Waikiki, Niagara, Nice, Honolulu oder Acapulco – das sind alles wunderbare Fleckchen auf dieser Erde, auf denen man Ferien macht, um sich zu erholen. Wohl deshalb hat die Krankenschwester (Jodie Foster) bei der Eröffnung des Hotel Artemis vor 22 Jahren die Zimmer ihres speziellen Etablissements nach diesen Orten benannt. Gleichzeitig werden diese Namen auch zu den Namen der temporären Bewohner, denn was diese am meisten schätzen, ist Anonymität. Denn im Hotel Artemis macht niemand Ferien. Es ist ein illegales Spital für Verbrecher. Gegen eine beträchtliche Mitgliedschaftsgebühr findet man im Notfall Aufnahme im Artemis. Ein solcher Notfall ereilt eine Gruppe von Bankräubern, deren Raubzug misslingt und in mehreren Schusswunden endet. Während ein Bankräuber vom hünenhaften medizinischen Assistenten Everest (Dave Bautista) darauf aufmerksam gemacht wird, dass seine Mitgliedschaft abgelaufen ist, werden zwei Brüder in Waikiki und Honolulu untergebracht.

 Herrscherin über das Hotel Artemis: Die Krankenschwester.

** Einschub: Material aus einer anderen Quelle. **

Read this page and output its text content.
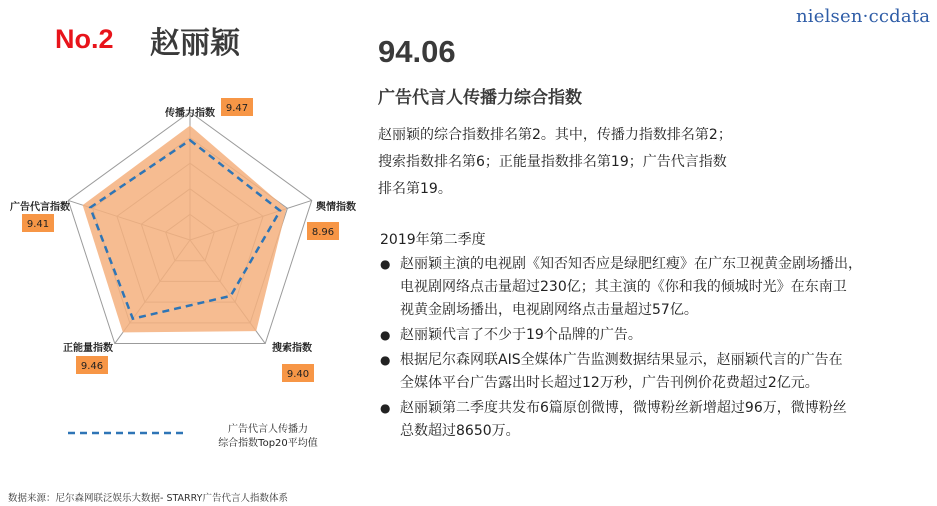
No.2 赵丽颖
nielsen·ccdata
传播力指数 9.47
舆情指数
8.96
搜索指数
9.40
正能量指数
9.46
广告代言指数
9.41
广告代言人传播力
综合指数Top20平均值
94.06
广告代言人传播力综合指数
赵丽颖的综合指数排名第2。其中，传播力指数排名第2；
搜索指数排名第6；正能量指数排名第19；广告代言指数
排名第19。
2019年第二季度
● 赵丽颖主演的电视剧《知否知否应是绿肥红瘦》在广东卫视黄金剧场播出，
电视剧网络点击量超过230亿；其主演的《你和我的倾城时光》在东南卫
视黄金剧场播出，电视剧网络点击量超过57亿。
● 赵丽颖代言了不少于19个品牌的广告。
● 根据尼尔森网联AIS全媒体广告监测数据结果显示，赵丽颖代言的广告在
全媒体平台广告露出时长超过12万秒，广告刊例价花费超过2亿元。
● 赵丽颖第二季度共发布6篇原创微博，微博粉丝新增超过96万，微博粉丝
总数超过8650万。
数据来源：尼尔森网联泛娱乐大数据- STARRY广告代言人指数体系
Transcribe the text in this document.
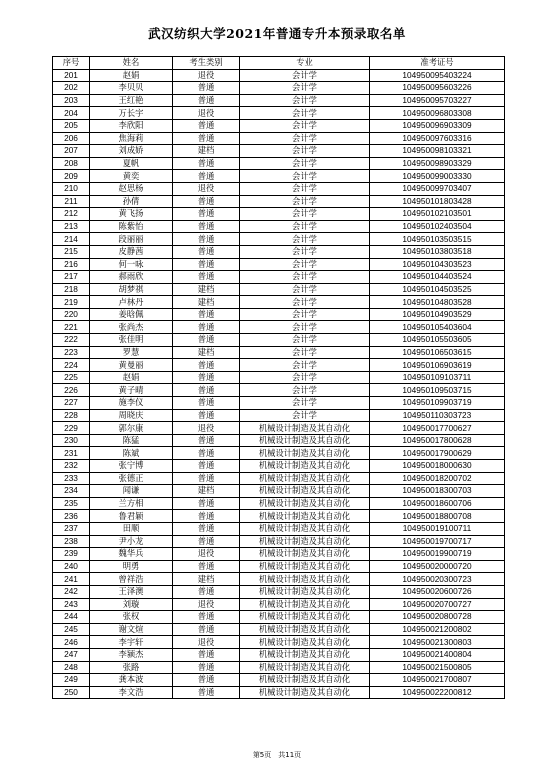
武汉纺织大学2021年普通专升本预录取名单
序号	姓名	考生类别	专业	准考证号
201	赵娟	退役	会计学	104950095403224
202	李贝贝	普通	会计学	104950095603226
203	王红艳	普通	会计学	104950095703227
204	万长宇	退役	会计学	104950096803308
205	李欣阳	普通	会计学	104950096903309
206	焦海莉	普通	会计学	104950097603316
207	刘成娇	建档	会计学	104950098103321
208	夏帆	普通	会计学	104950098903329
209	黄奕	普通	会计学	104950099003330
210	赵思杨	退役	会计学	104950099703407
211	孙倩	普通	会计学	104950101803428
212	黄飞扬	普通	会计学	104950102103501
213	陈紫怡	普通	会计学	104950102403504
214	段丽丽	普通	会计学	104950103503515
215	皮静茜	普通	会计学	104950103803518
216	何一咏	普通	会计学	104950104303523
217	郝雨欣	普通	会计学	104950104403524
218	胡梦祺	建档	会计学	104950104503525
219	卢林丹	建档	会计学	104950104803528
220	姜晗佩	普通	会计学	104950104903529
221	张尚杰	普通	会计学	104950105403604
222	张佳明	普通	会计学	104950105503605
223	罗慧	建档	会计学	104950106503615
224	黄曼丽	普通	会计学	104950106903619
225	赵娟	普通	会计学	104950109103711
226	黄子晴	普通	会计学	104950109503715
227	施李仪	普通	会计学	104950109903719
228	周晓庆	普通	会计学	104950110303723
229	郭尔康	退役	机械设计制造及其自动化	104950017700627
230	陈猛	普通	机械设计制造及其自动化	104950017800628
231	陈斌	普通	机械设计制造及其自动化	104950017900629
232	张宁博	普通	机械设计制造及其自动化	104950018000630
233	张德正	普通	机械设计制造及其自动化	104950018200702
234	闻谦	建档	机械设计制造及其自动化	104950018300703
235	兰方相	普通	机械设计制造及其自动化	104950018600706
236	鲁君颖	普通	机械设计制造及其自动化	104950018800708
237	田顺	普通	机械设计制造及其自动化	104950019100711
238	尹小龙	普通	机械设计制造及其自动化	104950019700717
239	魏华兵	退役	机械设计制造及其自动化	104950019900719
240	明勇	普通	机械设计制造及其自动化	104950020000720
241	曾祥浩	建档	机械设计制造及其自动化	104950020300723
242	王泽澳	普通	机械设计制造及其自动化	104950020600726
243	刘璇	退役	机械设计制造及其自动化	104950020700727
244	张权	普通	机械设计制造及其自动化	104950020800728
245	谢文煊	普通	机械设计制造及其自动化	104950021200802
246	李宇轩	退役	机械设计制造及其自动化	104950021300803
247	李颍杰	普通	机械设计制造及其自动化	104950021400804
248	张路	普通	机械设计制造及其自动化	104950021500805
249	龚本波	普通	机械设计制造及其自动化	104950021700807
250	李文浩	普通	机械设计制造及其自动化	104950022200812
第5页　共11页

 Ein neuer Gast hat eingecheckt. Die Krankenschwester und Everest kümmern sich um ihn.

 Rund um das Hotel Artemis herrscht Ausnahmezustand in Los Angeles.

 «Waikiki» traut dem Frieden im Hotel Artemis nicht.

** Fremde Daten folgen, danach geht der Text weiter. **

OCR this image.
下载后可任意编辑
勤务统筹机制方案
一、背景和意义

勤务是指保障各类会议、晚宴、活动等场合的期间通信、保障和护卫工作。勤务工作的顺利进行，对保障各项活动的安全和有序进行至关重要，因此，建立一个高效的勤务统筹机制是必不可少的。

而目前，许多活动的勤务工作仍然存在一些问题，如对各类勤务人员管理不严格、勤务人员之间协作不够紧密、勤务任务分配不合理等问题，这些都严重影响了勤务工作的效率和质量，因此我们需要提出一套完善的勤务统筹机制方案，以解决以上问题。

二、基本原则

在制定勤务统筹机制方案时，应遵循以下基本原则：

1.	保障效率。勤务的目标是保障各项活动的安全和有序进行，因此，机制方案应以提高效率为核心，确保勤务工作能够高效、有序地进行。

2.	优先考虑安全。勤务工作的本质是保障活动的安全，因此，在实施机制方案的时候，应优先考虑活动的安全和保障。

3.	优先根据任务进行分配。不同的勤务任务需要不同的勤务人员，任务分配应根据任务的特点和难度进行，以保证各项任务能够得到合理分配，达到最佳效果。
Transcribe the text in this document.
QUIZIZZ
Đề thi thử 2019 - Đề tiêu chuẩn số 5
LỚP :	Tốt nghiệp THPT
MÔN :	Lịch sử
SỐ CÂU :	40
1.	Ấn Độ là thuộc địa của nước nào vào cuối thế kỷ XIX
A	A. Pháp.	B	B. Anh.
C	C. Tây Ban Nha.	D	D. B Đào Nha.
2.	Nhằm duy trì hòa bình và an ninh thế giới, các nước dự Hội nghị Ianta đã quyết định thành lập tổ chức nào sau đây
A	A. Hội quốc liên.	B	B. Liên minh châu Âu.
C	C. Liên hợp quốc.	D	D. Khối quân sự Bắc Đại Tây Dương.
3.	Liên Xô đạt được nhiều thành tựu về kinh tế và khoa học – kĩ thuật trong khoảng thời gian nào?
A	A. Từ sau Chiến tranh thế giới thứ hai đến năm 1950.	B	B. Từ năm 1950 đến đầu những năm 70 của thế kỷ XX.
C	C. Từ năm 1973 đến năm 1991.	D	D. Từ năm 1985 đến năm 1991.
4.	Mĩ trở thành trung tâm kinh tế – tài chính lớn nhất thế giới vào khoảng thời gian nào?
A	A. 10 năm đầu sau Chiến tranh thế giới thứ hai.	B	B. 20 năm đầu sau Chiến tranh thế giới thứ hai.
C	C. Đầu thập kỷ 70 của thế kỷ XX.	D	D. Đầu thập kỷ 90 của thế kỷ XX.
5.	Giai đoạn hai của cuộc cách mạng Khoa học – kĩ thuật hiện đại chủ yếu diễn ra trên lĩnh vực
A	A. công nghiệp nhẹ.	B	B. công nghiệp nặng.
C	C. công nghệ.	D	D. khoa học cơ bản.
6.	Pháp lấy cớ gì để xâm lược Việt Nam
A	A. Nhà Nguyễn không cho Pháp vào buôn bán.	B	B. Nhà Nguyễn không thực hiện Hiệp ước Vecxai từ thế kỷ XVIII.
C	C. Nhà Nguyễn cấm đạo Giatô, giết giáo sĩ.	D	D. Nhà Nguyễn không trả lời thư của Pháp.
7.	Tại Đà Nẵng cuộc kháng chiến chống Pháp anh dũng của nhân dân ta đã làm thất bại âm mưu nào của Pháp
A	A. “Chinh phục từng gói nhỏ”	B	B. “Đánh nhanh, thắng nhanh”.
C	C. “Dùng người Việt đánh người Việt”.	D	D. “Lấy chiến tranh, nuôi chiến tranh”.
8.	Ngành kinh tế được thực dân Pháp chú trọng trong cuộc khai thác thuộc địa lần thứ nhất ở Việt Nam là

Doch das Pech der verhinderten Bankräuber ist einerseits, dass rund um das Hotel Artemis die grössten Bürgeraufstände in der Geschichte von Los Angeles toben und andererseits, dass Honolulu beim Banküberfall unwissentlich dem grausamen Unterweltsboss «Wolf King» (Jeff Goldblum) Diamanten im Wert von 18 Millionen Dollar geklaut hat. Noch grösseres Pech ist, dass ebendieser Wolf King selbst ein medizinisches Problem hat und ebenfalls das Hotel Artemis aufsucht. Weil sich im Zimmer «Nice» auch noch eine Profikillerin eingenistet hat, ergibt sich im Zuhause der Krankenschwester eine explosive Mischung, in der die Regeln – keine Cops, keine Waffen, keine anderen Patienten töten – gleich reihenweise missachtet werden.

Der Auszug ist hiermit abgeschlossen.